Data Issues

Waves 1 to 7
Data issues - Waves 1 to 7 – February 2019

7 Height differences

In the leave-behind questionnaires for both parents at Wave 1 and Wave 2, the parents were asked to report their height and weight so their body mass index (BMI) could be calculated. In cleaning Wave 2 data, it was discovered that there was a large number of discrepancies between the values reported by the same people at Wave 1 and at Wave 2. In fact, only 50% of respondents reported a value that was within 1% of their Wave 1 value.

Further investigation failed to find any explanation other than respondent error for the vast majority of these cases. In order that data analysts could assume that any observed changes in BMI were due to changes in reports of weight rather than height, it was decided to impute the value of height to be the average of the two reported values.

At Wave 3, the question on the Parent 1's height was asked of all new Parent 1's and those that had not returned a self-complete form at Wave 2, plus a handful of cases where Parent 1 had swapped places with Parent 2. However, for Parent 2, the height data was still collected by self-complete form, so sequencing cases around the question was not an option. Hence, for many,3 there are now three points of data collection.

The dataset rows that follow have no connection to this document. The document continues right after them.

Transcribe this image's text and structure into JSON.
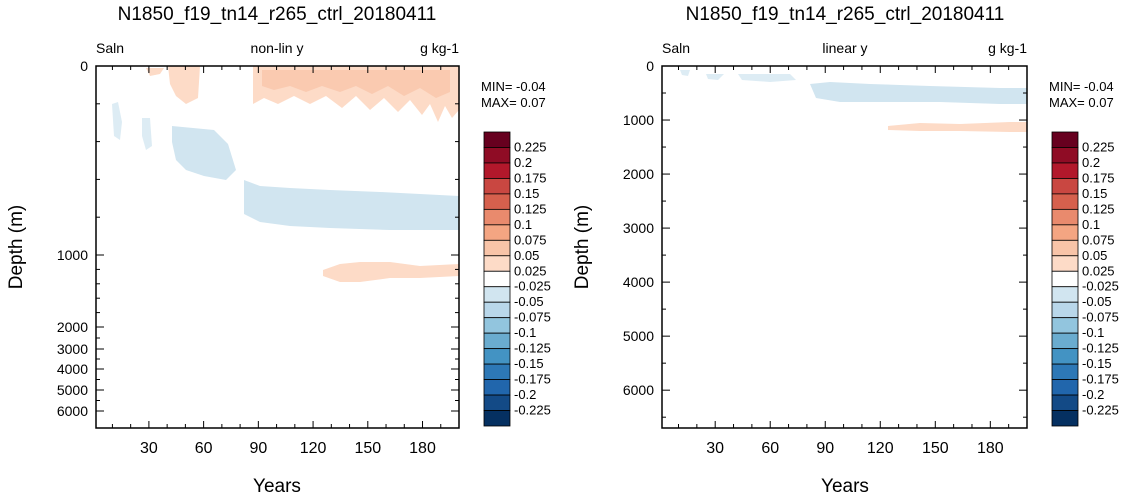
{
  "colorbar": {
    "labels": [
      "0.225",
      "0.2",
      "0.175",
      "0.15",
      "0.125",
      "0.1",
      "0.075",
      "0.05",
      "0.025",
      "-0.025",
      "-0.05",
      "-0.075",
      "-0.1",
      "-0.125",
      "-0.15",
      "-0.175",
      "-0.2",
      "-0.225"
    ],
    "colors": [
      "#67001f",
      "#8f0c25",
      "#b2182b",
      "#c94741",
      "#d6604d",
      "#e98a6d",
      "#f4a582",
      "#f8c4a8",
      "#fddbc7",
      "#ffffff",
      "#d1e5f0",
      "#b9d7ea",
      "#92c5de",
      "#6aaccf",
      "#4393c3",
      "#2d78b6",
      "#2166ac",
      "#134a86",
      "#053061"
    ]
  },
  "chart_data": [
    {
      "type": "heatmap",
      "title": "N1850_f19_tn14_r265_ctrl_20180411",
      "left_label": "Saln",
      "center_label": "non-lin y",
      "right_label": "g kg-1",
      "xlabel": "Years",
      "ylabel": "Depth (m)",
      "xlim": [
        1,
        200
      ],
      "ylim": [
        0,
        6500
      ],
      "y_scale": "non-linear",
      "x_ticks": [
        30,
        60,
        90,
        120,
        150,
        180
      ],
      "y_ticks": [
        0,
        1000,
        2000,
        3000,
        4000,
        5000,
        6000
      ],
      "min_text": "MIN= -0.04",
      "max_text": "MAX=  0.07",
      "features": [
        {
          "desc": "surface positive anomaly",
          "years": [
            85,
            200
          ],
          "depth": [
            0,
            200
          ],
          "value": 0.04
        },
        {
          "desc": "surface weak positive",
          "years": [
            30,
            55
          ],
          "depth": [
            0,
            50
          ],
          "value": 0.03
        },
        {
          "desc": "upper negative",
          "years": [
            10,
            80
          ],
          "depth": [
            200,
            550
          ],
          "value": -0.03
        },
        {
          "desc": "mid negative band",
          "years": [
            80,
            200
          ],
          "depth": [
            650,
            900
          ],
          "value": -0.03
        },
        {
          "desc": "deep positive band",
          "years": [
            125,
            200
          ],
          "depth": [
            1100,
            1300
          ],
          "value": 0.03
        }
      ]
    },
    {
      "type": "heatmap",
      "title": "N1850_f19_tn14_r265_ctrl_20180411",
      "left_label": "Saln",
      "center_label": "linear y",
      "right_label": "g kg-1",
      "xlabel": "Years",
      "ylabel": "Depth (m)",
      "xlim": [
        1,
        200
      ],
      "ylim": [
        0,
        6700
      ],
      "y_scale": "linear",
      "x_ticks": [
        30,
        60,
        90,
        120,
        150,
        180
      ],
      "y_ticks": [
        0,
        1000,
        2000,
        3000,
        4000,
        5000,
        6000
      ],
      "min_text": "MIN= -0.04",
      "max_text": "MAX=  0.07",
      "features": [
        {
          "desc": "upper negative",
          "years": [
            10,
            80
          ],
          "depth": [
            100,
            300
          ],
          "value": -0.03
        },
        {
          "desc": "mid negative band",
          "years": [
            80,
            200
          ],
          "depth": [
            400,
            750
          ],
          "value": -0.03
        },
        {
          "desc": "deep positive band",
          "years": [
            125,
            200
          ],
          "depth": [
            1050,
            1300
          ],
          "value": 0.03
        }
      ]
    }
  ]
}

When the study child's height is measured as part of the interview process, a third measurement is taken if the first two disagree by more than 0.5 cm. If this is the case, the estimate of the child's height is considered to be the average of the two that correspond the most closely. This method of estimation means that the least reliable estimate has no effect on the result. It is suggested that in cases with three data points for a parent's height, the 'clean' result provided on the data file could similarly be the average of the closest two responses. As is done currently, the values of parental height for each wave prior to this cleaning will remain on the data file if analysts wish to use their own approach.

Figure 7 shows the discrepancy between the two values used to create the 'clean' result for those parents with two data points versus those with three. Those with three data points had two that agreed in 77% of cases. Those with two data points had agreement in only 42% of cases. It should be noted, however, that at Wave 2, 45% of cases had agreement between the two data points, so there is some evidence that those who were more likely to return self-complete questionnaires were more likely to give accurate data.

It was decided on inspection of Figure 7 that any case with more than a 10 cm discrepancy between the two closest values should be considered unreliable and therefore should be set to missing. This would affect 4% of Wave 3 parents with two data points and less than 0.1% of cases with three data points.


1.This problem with the height data was presented to the February 2009 data Expert Reference Group Meeting and the group decided that if the differences are less than 10 cm we would average all three, otherwise we would average the closest two. Consequently, this is how the height data have been adjusted.

Figure 7: Centimetre discrepancy in two closest data points for those with three vs two data points on parental height for Wave 3 respondents

Figure 7: Centimetre discrepancy in two closest data points for those with three vs two data points on parental height for Wave 3 respondents

3 72% of those who returned Parent 2 questionnaires at Wave 3 have data from all three waves. Of all Wave 3 Parent 2s, 11% had no height data, 16% had one data point, 22% had two data points and 51% had three data points.